Carried out by researchers at the Swedish School of Sport and Health Sciences, GIH, and Karolinska Institutet, Sweden, the new study looked at 3,693 60-year-old men and women with and without metabolic syndrome.
Participants were asked to complete questionnaires about their lifestyle and physical activity levels as well as undergo physical exams and blood tests at the start of the study.
Light-intensity activity was classed as walking, cycling or doing other activities without sweating for at least two hours a week, and moderate-intensity was defined as running, swimming, playing tennis and doing other activities that make you sweat for at least 30 minutes, one to two times a week.
High-intensity activity included the same activities but working up more of a sweat, and doing them for at least 30 minutes, three or more times a week.
The participants were then followed for a period of 20 years or until their death, whatever came first.
The findings, published in the European Journal of Preventive Cardiology, showed that the participants who had metabolic syndrome and who were physically active, even if it was light exercise, had a lower risk of developing or dying from cardiovascular disease or other diseases than those with metabolic syndrome who lived a sedentary lifestyle.
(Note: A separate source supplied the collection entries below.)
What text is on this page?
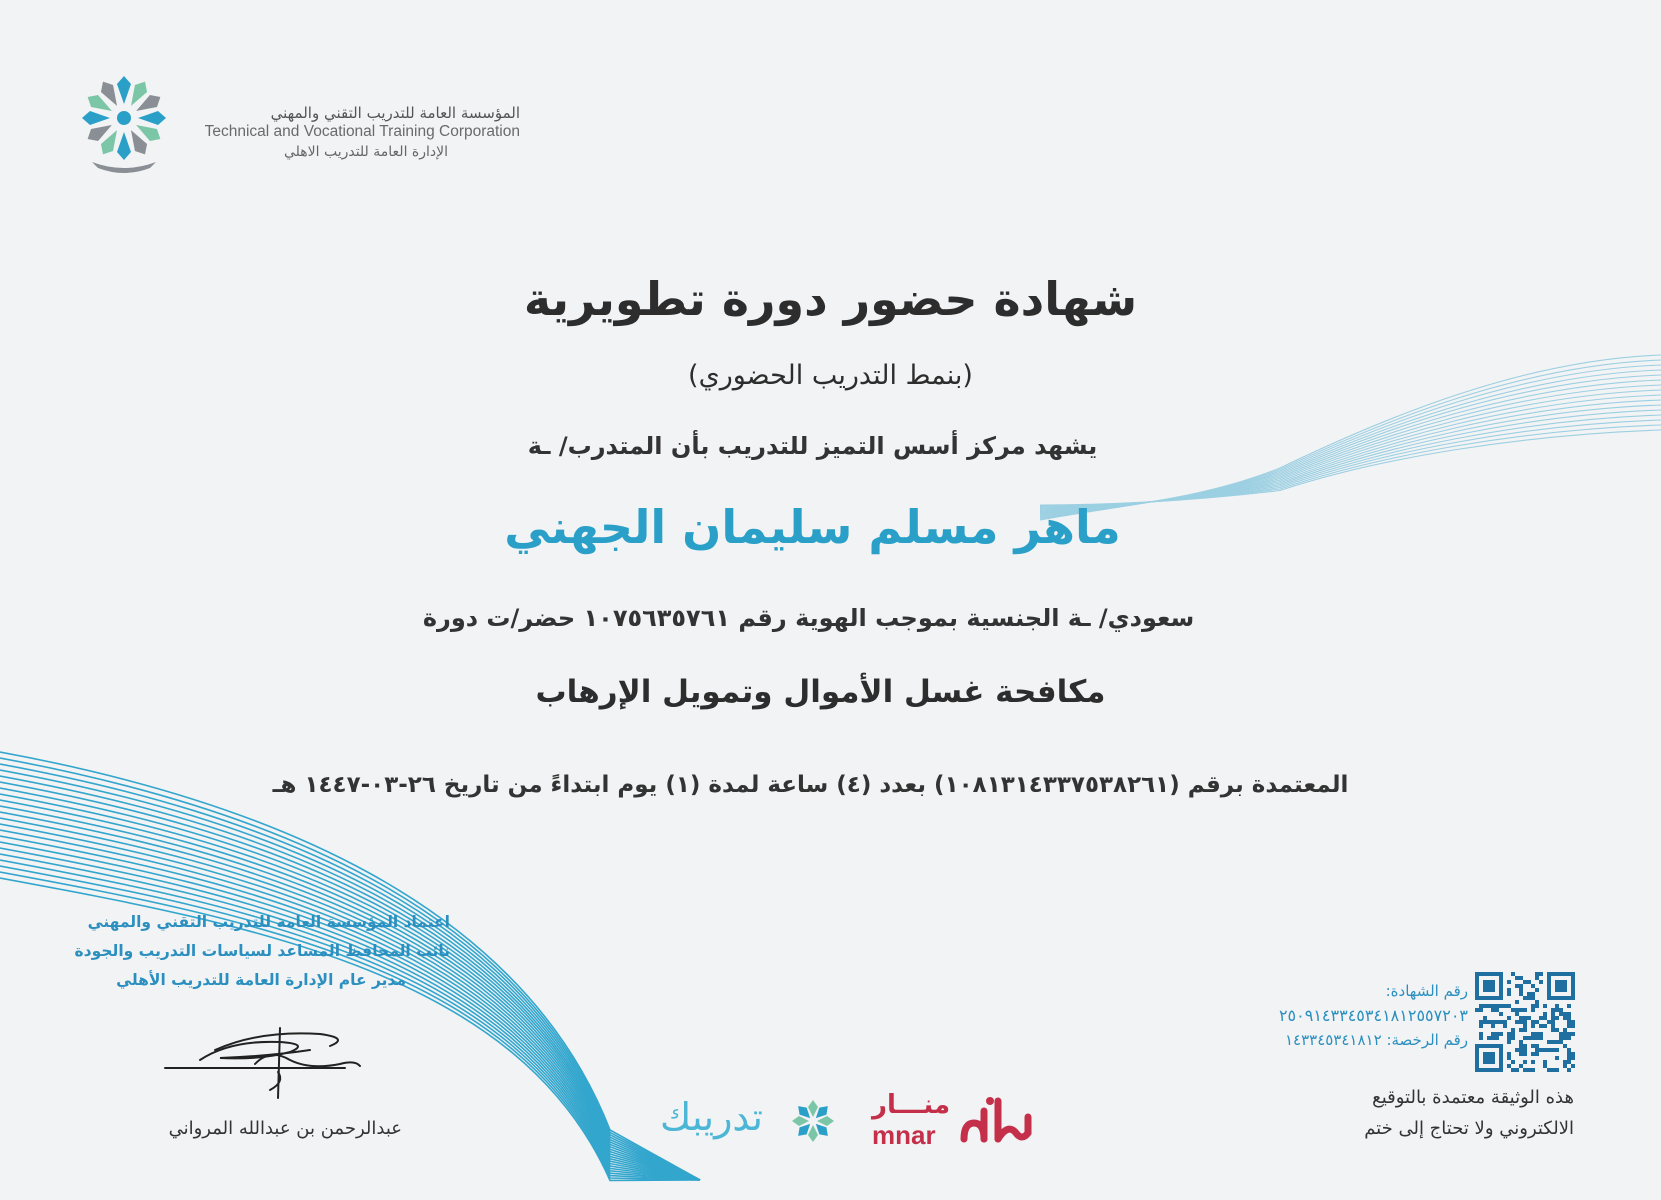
المؤسسة العامة للتدريب التقني والمهني
Technical and Vocational Training Corporation
الإدارة العامة للتدريب الاهلي
شهادة حضور دورة تطويرية
(بنمط التدريب الحضوري)
يشهد مركز أسس التميز للتدريب بأن المتدرب/ ـة
ماهر مسلم سليمان الجهني
سعودي/ ـة الجنسية بموجب الهوية رقم ١٠٧٥٦٣٥٧٦١ حضر/ت دورة
مكافحة غسل الأموال وتمويل الإرهاب
المعتمدة برقم (١٠٨١٣١٤٣٣٧٥٣٨٢٦١) بعدد (٤) ساعة لمدة (١) يوم ابتداءً من تاريخ ٢٦-٠٣-١٤٤٧ هـ
اعتماد المؤسسة العامة للتدريب التقني والمهني
نائب المحافظ المساعد لسياسات التدريب والجودة
مدير عام الإدارة العامة للتدريب الأهلي
عبدالرحمن بن عبدالله المرواني	تدريبك	منـــار
mnar
رقم الشهادة:
٢٥٠٩١٤٣٣٤٥٣٤١٨١٢٥٥٧٢٠٣
رقم الرخصة: ١٤٣٣٤٥٣٤١٨١٢
هذه الوثيقة معتمدة بالتوقيع
الالكتروني ولا تحتاج إلى ختم
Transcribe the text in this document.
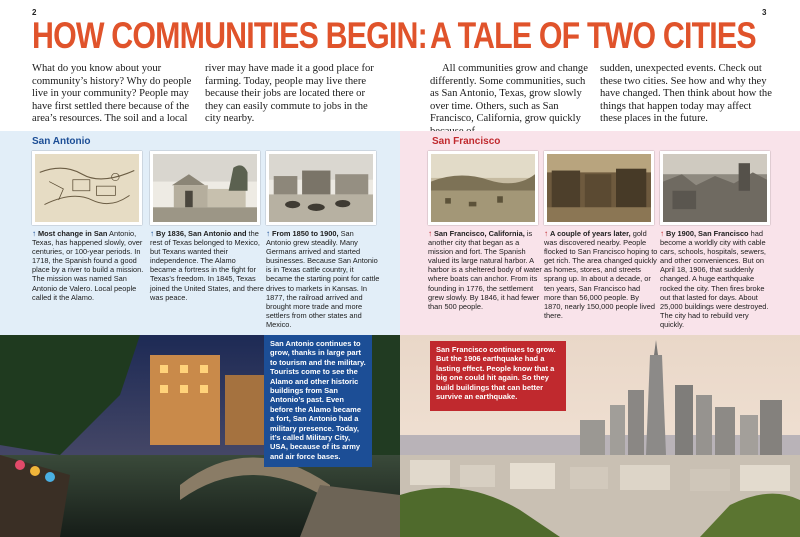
2	3
HOW COMMUNITIES BEGIN: A TALE OF TWO CITIES

What do you know about your community’s history? Why do people live in your community? People may have first settled there because of the area’s resources. The soil and a local

river may have made it a good place for farming. Today, people may live there because their jobs are located there or they can easily commute to jobs in the city nearby.

All communities grow and change differently. Some communities, such as San Antonio, Texas, grow slowly over time. Others, such as San Francisco, California, grow quickly

sudden, unexpected events. Check out these two cities. See how and why they have changed. Then think about how the things that happen today may affect these places in the future.

San Antonio
↑ Most change in San Antonio, Texas, has happened slowly, over centuries, or 100-year periods. In 1718, the Spanish found a good place by a river to build a mission. The mission was named San Antonio de Valero. Local people called it the Alamo.
↑ By 1836, San Antonio and the rest of Texas belonged to Mexico, but Texans wanted their independence. The Alamo became a fortress in the fight for Texas’s freedom. In 1845, Texas joined the United States, and there was peace.
↑ From 1850 to 1900, San Antonio grew steadily. Many Germans arrived and started businesses. Because San Antonio is in Texas cattle country, it became the starting point for cattle drives to markets in Kansas. In 1877, the railroad arrived and brought more trade and more settlers from other states and Mexico.
San Francisco
↑ San Francisco, California, is another city that began as a mission and fort. The Spanish valued its large natural harbor. A harbor is a sheltered body of water where boats can anchor. From its founding in 1776, the settlement grew slowly. By 1846, it had fewer than 500 people.
↑ A couple of years later, gold was discovered nearby. People flocked to San Francisco hoping to get rich. The area changed quickly as homes, stores, and streets sprang up. In about a decade, or ten years, San Francisco had more than 56,000 people. By 1870, nearly 150,000 people lived there.
↑ By 1900, San Francisco had become a worldly city with cable cars, schools, hospitals, sewers, and other conveniences. But on April 18, 1906, that suddenly changed. A huge earthquake rocked the city. Then fires broke out that lasted for days. About 25,000 buildings were destroyed. The city had to rebuild very quickly.
San Antonio continues to grow, thanks in large part to tourism and the military. Tourists come to see the Alamo and other historic buildings from San Antonio’s past. Even before the Alamo became a fort, San Antonio had a military presence. Today, it’s called Military City, USA, because of its army and air force bases.
San Francisco continues to grow. But the 1906 earthquake had a lasting effect. People know that a big one could hit again. So they build buildings that can better survive an earthquake.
In addition, the participants with metabolic syndrome and a moderate or high rate of physical exercise also had better survival rates than those without the syndrome but with sedentary lifestyles.
The researchers note that the findings still held true even when important risk factors were taken into account, such as smoking status, diet, alcohol consumption and genetic predisposition to cardiovascular diseases.
Metabolic syndrome is a collection of conditions, including a higher waist circumference, high triglyceride levels, low levels of “good” cholesterol, hypertension (high blood pressure) and high fasting blood sugar, which together can increase the risk of other serious health conditions.
“Our results show that individuals with the metabolic syndrome who have been physically active have a lower risk of developing cardiovascular disease or other disease than sedentary individuals with the same syndrome, a difference that remains even when factoring in things like smoking and diet,” says Elin Ekblom-Bak, one of the study’s lead authors.
“The finding is encouraging for several reasons,” added Mai-Lis Hellénius, senior author of the study. “We know that the majority of the population, particularly more senior individuals, do not get the recommended dose of physical exercise.
“We also know that people with the metabolic syndrome run a higher risk of disease in the future. What’s encouraging about this study is that even light exercise, which many people would be able to do, has protective effects.”